Thursday, June 25, 2015

Jumping in feet first: starting a paragraph with a reference

In academic writing, it’s common to witness a really unpleasant habit: starting paragraphs with the name of the author that’s being cited, or the source that’s being used as reference.

The first word or phrase in a paragraph is much more than just the beginning: it is a marker, a hook, a signal that lets us know what we’ll read within. It’s a starting point, and also a toehold for when we’re making our way back, when we’re not reading but rather rereading, because there’s something that interests us about it: we’re researching, reviewing, studying, reliving a passage with a special impact, or maybe we’re just sharing with a dear friend a scene that really stimulated our imagination.
A reference is, by nature, secondary. It doesn’t correspond to the meat of the text, rather to its origin. At least, that’s what happens most of the time (there are numerous exceptions). So, when we’re using the narrative technique of starting with “According to Fernández...” or “Rojas says...” we’re jumping in feet first.

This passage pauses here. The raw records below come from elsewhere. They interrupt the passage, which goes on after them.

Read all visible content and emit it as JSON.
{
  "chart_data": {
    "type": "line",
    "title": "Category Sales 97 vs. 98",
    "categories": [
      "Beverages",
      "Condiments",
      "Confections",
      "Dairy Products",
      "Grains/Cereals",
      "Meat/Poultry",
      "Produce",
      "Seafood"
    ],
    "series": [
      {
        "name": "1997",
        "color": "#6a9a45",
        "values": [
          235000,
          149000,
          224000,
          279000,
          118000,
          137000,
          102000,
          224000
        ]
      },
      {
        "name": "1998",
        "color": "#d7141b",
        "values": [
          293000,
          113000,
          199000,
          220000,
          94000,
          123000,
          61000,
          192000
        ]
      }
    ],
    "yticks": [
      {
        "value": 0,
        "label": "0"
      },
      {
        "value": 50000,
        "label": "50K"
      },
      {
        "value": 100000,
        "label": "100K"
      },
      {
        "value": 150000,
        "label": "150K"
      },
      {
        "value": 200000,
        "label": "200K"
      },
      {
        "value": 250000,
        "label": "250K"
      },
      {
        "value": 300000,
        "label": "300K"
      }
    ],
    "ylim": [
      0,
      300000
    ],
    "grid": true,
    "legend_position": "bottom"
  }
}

Why is this stylistic technique used? (Yes, there are some who like this style and defend its use). Citing another person is one of the most evident uses of the appeal to authority fallacy: this is true, not because I say it, but because so-and-so says it. With its use, the author shows his peers (the real targets of his discourse) how much he knows and how much he’s read: the amount and quality of his references validates his work, but only if the readers recognize them. This leads us to understand the style: using only the last name (going beyond what bibliographical manuals advise), without bothering to explain who it is or to contextualize his or her work. It’s linked to an implicit tone, a pose, a way of saying he knows what he’s talking about, and if you don’t know it, then it’s your problem. The other reader, the common reader, the student, the researcher who’s worried about its depth and not its form, is not kept in mind by these kinds of authors. Academic status is worth more than the act of communication.

Wednesday, June 24, 2015

Don't waste the first words of your text

There are many ways to miserably spoil the first words: an ambiguous and imprecise title, a filler word, a foreign voice, a badly-chosen and misplaced word, empty and insubstantial words, a circumstantial complement without sense, endless bibliographic references (which should go at the end, not the beginning)...

Here, we’re playing with first impressions. Unlike us, the readers still don’t know anything about our work of literature. They can only work with what we’ve given them in those first words. So, we should ask ourselves: Is this the first thing the reader should see? Why do I want him to know this and not something else? What impression do these first words give the reader about the rest of the book (about its tone, direction, purpose)? What do I need to emphasize, and what do I need to place in a privileged spot? What do I want to make the reader feel so I can get him hooked enough to keep reading?

If you thought this kind of thought is only applicable to the first page of a book or a chapter, here’s a reason to constantly do this exercise all over the text: When a reader comes back to what he has already read, maybe to read back a key idea or to study (something typical of didactic academic works or those works that have to be read in an academic context), then he uses the first phrases in each paragraph as guides. If he can’t remember, with the help of those first five or six words, what the paragraph is about, the text becomes a dark jungle, with characters that are too similar to one another and are overused.

The usefulness of this method is not confined solely to creative or fiction writing. Non-fiction in particular, with the density of its contents and with how they can already be painfully tailored, should also try to make life easy for its readers, with a fluent, well-written text that makes the reader want to keep reading. I’m not saying it should be superficial, but it should be well-written. There’s a big difference.